Admit the mistake. ASAP.
This is what did not happen with the prepurchase. After Gaile’s ill-fated clarification about the price of the expansion, ArenaNet went silent about it. Only on Monday, when the full response was being posted, was a word said.
Silence is implied ignorance when facing a mob of angry people. And confronted with silence, the mob will shout all the louder, drawing more attention from others and increasing the inferno’s raging.
Admitting the mistake defuses the mob, letting reasoned voices poke out to give solid feedback on what they don’t like, and how to fix it, rather than the screams of “I no want!”*
*I’m not saying that people don’t do this already during the worst of a firestorm, but it’s easy to get drowned out amongst the number of voices being far less articulate.
Baring the Embers
Simply admitting the mistake isn’t enough. Fixing it in some form is still required. Dig down to the root causes of the firestorm and figure out what will work for the vast majority of players. Then implement it.
And after the ashes have ceased smoldering, go back and figure out what caused it in the first place, to prevent it from occurring again.
ArenaNet definitely did do this with the community response on Monday. But only after the firestorm had been allowed to continue unabated for a solid week.
Firestorms are bad. Period. No matter the result, they hurt everyone involved and break the trust that companies need to be successful in the cutthroat world of business.
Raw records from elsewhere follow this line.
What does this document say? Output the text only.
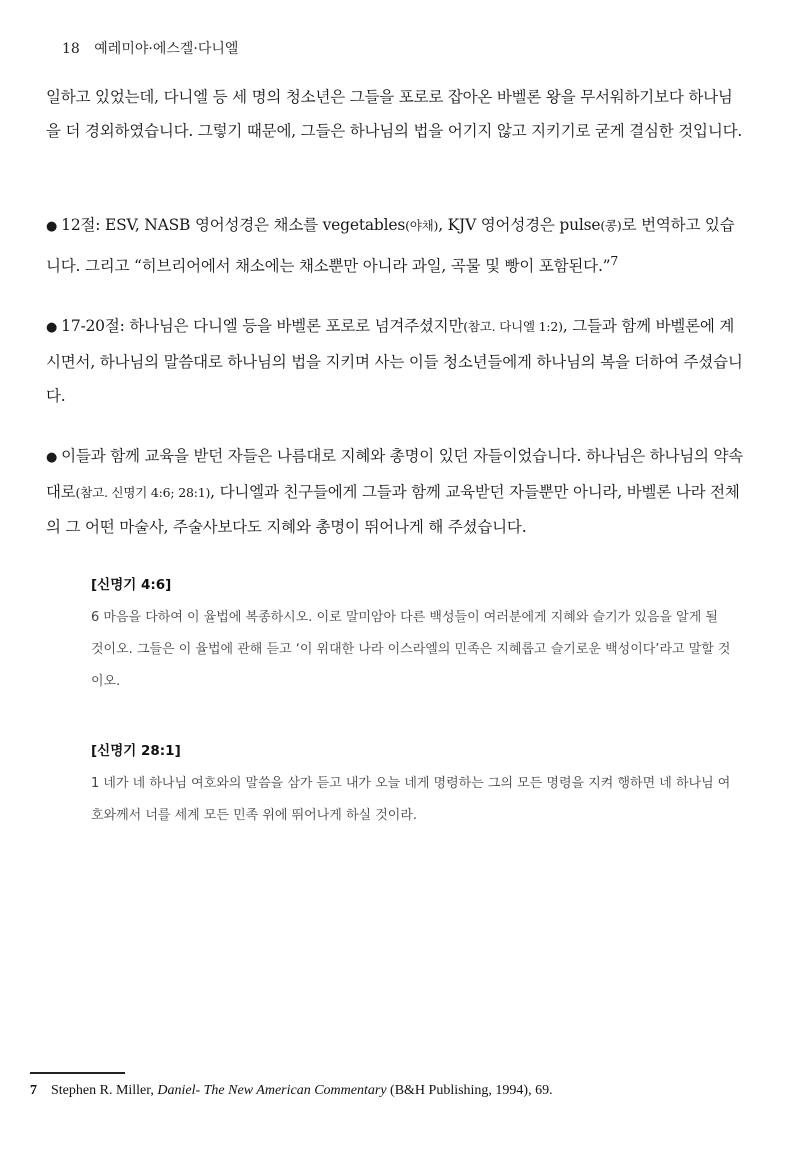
18 예레미야·에스겔·다니엘

일하고 있었는데, 다니엘 등 세 명의 청소년은 그들을 포로로 잡아온 바벨론 왕을 무서워하기보다 하나님을 더 경외하였습니다. 그렇기 때문에, 그들은 하나님의 법을 어기지 않고 지키기로 굳게 결심한 것입니다.

● 12절: ESV, NASB 영어성경은 채소를 vegetables(야채), KJV 영어성경은 pulse(콩)로 번역하고 있습니다. 그리고 “히브리어에서 채소에는 채소뿐만 아니라 과일, 곡물 및 빵이 포함된다.”$^7$

● 17-20절: 하나님은 다니엘 등을 바벨론 포로로 넘겨주셨지만(참고. 다니엘 1:2), 그들과 함께 바벨론에 계시면서, 하나님의 말씀대로 하나님의 법을 지키며 사는 이들 청소년들에게 하나님의 복을 더하여 주셨습니다.

● 이들과 함께 교육을 받던 자들은 나름대로 지혜와 총명이 있던 자들이었습니다. 하나님은 하나님의 약속대로(참고. 신명기 4:6; 28:1), 다니엘과 친구들에게 그들과 함께 교육받던 자들뿐만 아니라, 바벨론 나라 전체의 그 어떤 마술사, 주술사보다도 지혜와 총명이 뛰어나게 해 주셨습니다.

[신명기 4:6]

6 마음을 다하여 이 율법에 복종하시오. 이로 말미암아 다른 백성들이 여러분에게 지혜와 슬기가 있음을 알게 될 것이오. 그들은 이 율법에 관해 듣고 ‘이 위대한 나라 이스라엘의 민족은 지혜롭고 슬기로운 백성이다’라고 말할 것이오.

[신명기 28:1]

1 네가 네 하나님 여호와의 말씀을 삼가 듣고 내가 오늘 네게 명령하는 그의 모든 명령을 지켜 행하면 네 하나님 여호와께서 너를 세계 모든 민족 위에 뛰어나게 하실 것이라.

7 Stephen R. Miller, Daniel- The New American Commentary (B&H Publishing, 1994), 69.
And at the root of these severe breakdowns in communication is a broken trust that customers (the community) have with the company (ArenaNet).
I cannot stress enough how important mending broken trust is. In a world where social media can praise or vilify someone en masse in mere minutes, trust, and the good will that comes from it, are paramount. Ignoring the rift only ensures that it will grow wider with time. The prepurchase firestorm is a prime example.